FIG. 3 is a diagram showing a high-frequency voltage applied to an ion trap unit.

FIG. 4 is a diagram showing an FNF signal applied to an end cap.

FIG. 5 is a diagram showing an example of a known calibration curve stored in advance.

FIG. 6 is a view showing a setting screen of a measurement element / matrix element.

FIG. 7 is an example of a screen for setting an ion confinement time.

FIG. 8 is an example of a monitor screen showing measurement results.

FIG. 9 is an example of a monitor screen showing measurement results.

FIG. 10 is a diagram showing a diagnosis result of a matrix element.

FIG. 11 is a flowchart showing a measurement sequence according to the present invention.

[Explanation of symbols]

5 end cap electrode, 6 ring electrode, 7 matrix element setting button, 8 measurement element setting button, 1
0… Ion confinement time setting screen “measurement element setting frame”
11: ion confinement time setting screen “matrix element setting frame”, 12: plasma chamber, 13: high-frequency power supply, 14
... Ion optical system, 15 ... Ion trap section, 16 ... Ion detection section, 17 ... Data processing device, 18 ... Mass analysis section,
21: plasma torch, 22: high frequency induction coil, 23
... plasma, 80, 91, 93 ... profile of measurement element, 81, 92 ... profile of matrix element, 94
... Unit of measurement element, 95. Unit of matrix element.

Claims (5)

[Claims] In a plasma ion source mass spectrometer for ionizing a sample in which a plurality of elements are mixed by plasma and performing measurement with a mass spectrometer having an ion trap function, each of a plurality of elements specified by a measurer is specified. , Quantitative analysis or qualitative analysis, or semi-quantitative analysis based on a previously stored calibration curve. 2. The method according to claim 1, wherein a periodic table is displayed for one sample measurement, and an element for performing a quantitative analysis or a qualitative analysis and an element for performing a semi-quantitative analysis are based on the periodic table.

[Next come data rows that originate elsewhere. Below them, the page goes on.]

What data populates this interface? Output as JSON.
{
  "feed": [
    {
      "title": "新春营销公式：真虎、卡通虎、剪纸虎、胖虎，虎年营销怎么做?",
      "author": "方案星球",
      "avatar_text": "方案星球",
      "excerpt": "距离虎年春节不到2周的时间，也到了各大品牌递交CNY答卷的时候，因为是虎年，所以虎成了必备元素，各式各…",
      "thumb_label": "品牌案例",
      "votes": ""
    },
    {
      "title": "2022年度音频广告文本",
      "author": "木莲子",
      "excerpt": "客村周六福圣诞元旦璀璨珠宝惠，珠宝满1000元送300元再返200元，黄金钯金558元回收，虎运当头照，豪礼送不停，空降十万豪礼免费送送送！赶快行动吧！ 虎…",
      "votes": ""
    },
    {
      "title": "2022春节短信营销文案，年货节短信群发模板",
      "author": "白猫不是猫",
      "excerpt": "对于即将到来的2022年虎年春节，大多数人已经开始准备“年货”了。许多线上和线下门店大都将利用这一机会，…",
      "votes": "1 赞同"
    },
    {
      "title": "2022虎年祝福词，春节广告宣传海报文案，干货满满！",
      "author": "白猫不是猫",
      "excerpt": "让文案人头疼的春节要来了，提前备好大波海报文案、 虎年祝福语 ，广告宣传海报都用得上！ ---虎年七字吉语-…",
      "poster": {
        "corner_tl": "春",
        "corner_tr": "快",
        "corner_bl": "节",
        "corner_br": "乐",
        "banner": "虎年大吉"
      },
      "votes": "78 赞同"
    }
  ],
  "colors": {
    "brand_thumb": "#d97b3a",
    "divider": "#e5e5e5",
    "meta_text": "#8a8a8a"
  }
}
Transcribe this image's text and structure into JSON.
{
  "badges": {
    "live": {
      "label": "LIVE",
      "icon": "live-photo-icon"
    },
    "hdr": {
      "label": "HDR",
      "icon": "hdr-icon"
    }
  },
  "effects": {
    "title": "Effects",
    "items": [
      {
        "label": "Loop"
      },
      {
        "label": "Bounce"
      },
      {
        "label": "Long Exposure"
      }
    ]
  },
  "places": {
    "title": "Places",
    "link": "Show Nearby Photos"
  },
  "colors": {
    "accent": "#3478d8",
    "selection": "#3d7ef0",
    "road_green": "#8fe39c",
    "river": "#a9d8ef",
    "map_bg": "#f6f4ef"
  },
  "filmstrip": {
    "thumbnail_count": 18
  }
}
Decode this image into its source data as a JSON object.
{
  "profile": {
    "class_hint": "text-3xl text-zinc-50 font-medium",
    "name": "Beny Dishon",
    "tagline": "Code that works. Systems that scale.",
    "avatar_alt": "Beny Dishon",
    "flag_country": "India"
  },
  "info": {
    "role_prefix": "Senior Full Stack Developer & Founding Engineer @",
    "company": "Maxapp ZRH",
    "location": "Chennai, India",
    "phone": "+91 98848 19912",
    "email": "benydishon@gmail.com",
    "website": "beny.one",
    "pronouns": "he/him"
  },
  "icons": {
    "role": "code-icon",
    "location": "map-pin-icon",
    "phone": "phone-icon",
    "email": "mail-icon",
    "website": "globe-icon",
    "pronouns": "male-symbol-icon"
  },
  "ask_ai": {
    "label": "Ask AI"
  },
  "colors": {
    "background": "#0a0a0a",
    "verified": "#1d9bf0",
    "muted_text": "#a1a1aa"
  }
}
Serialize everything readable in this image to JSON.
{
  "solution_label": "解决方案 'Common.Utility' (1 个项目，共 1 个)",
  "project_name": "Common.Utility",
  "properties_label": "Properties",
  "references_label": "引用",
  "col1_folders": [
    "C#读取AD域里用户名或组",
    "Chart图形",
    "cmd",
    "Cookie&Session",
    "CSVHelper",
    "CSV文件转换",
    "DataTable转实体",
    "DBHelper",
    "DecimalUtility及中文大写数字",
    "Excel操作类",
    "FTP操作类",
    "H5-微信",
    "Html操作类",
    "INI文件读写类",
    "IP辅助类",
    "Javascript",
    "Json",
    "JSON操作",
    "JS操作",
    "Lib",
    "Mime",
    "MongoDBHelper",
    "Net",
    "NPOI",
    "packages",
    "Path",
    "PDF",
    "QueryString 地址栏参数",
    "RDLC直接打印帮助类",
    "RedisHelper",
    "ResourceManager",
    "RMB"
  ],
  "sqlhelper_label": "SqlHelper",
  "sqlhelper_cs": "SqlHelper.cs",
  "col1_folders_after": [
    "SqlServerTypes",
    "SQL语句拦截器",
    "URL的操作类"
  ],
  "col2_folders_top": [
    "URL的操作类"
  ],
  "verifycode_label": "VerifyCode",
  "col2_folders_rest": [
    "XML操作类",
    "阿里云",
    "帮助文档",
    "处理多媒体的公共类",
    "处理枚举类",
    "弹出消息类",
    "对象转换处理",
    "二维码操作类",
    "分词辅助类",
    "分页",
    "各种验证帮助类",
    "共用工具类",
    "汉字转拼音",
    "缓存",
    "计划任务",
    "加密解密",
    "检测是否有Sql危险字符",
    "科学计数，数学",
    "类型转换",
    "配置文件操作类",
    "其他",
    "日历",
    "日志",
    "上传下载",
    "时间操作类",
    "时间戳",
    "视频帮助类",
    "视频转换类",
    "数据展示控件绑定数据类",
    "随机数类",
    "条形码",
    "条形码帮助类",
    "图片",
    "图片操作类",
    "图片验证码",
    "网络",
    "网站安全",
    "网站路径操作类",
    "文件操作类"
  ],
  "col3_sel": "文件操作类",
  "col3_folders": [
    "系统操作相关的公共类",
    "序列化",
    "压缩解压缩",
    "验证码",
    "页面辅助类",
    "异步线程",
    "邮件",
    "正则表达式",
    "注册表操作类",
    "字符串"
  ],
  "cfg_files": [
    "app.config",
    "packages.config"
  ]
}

A plasma ion source mass spectrometer characterized by specifying each. 3. The mass spectrometer according to claim 2, wherein an ion confinement time is set for each element specified in the periodic table. 4. The plasma ion according to claim 1, wherein the measuring operation is terminated when any of the elements subjected to the semi-quantitative analysis has a measured value equal to or larger than a threshold value stored in advance. Source mass spectrometer. 5. An analysis method using a plasma ion source mass spectrometer for ionizing a sample in which a plurality of elements are mixed by plasma and performing measurement with a mass spectrometer having an ion trap function, wherein a quantitative analysis or a qualitative analysis is performed. A step of designating whether or not to perform semi-quantitative analysis, a step of designating an element for performing quantitative or qualitative analysis, and a step of designating an element for performing semi-quantitative analysis, respectively, Setting a confinement time in an ion trap for each of the following; introducing a sample and measuring; performing quantitative analysis and semi-quantitative analysis, or performing qualitative analysis and semi-quantitative analysis; Ending the measurement operation when there is an element exceeding the threshold value stored in advance as a result. An analysis method using a plasma ion source mass spectrometer.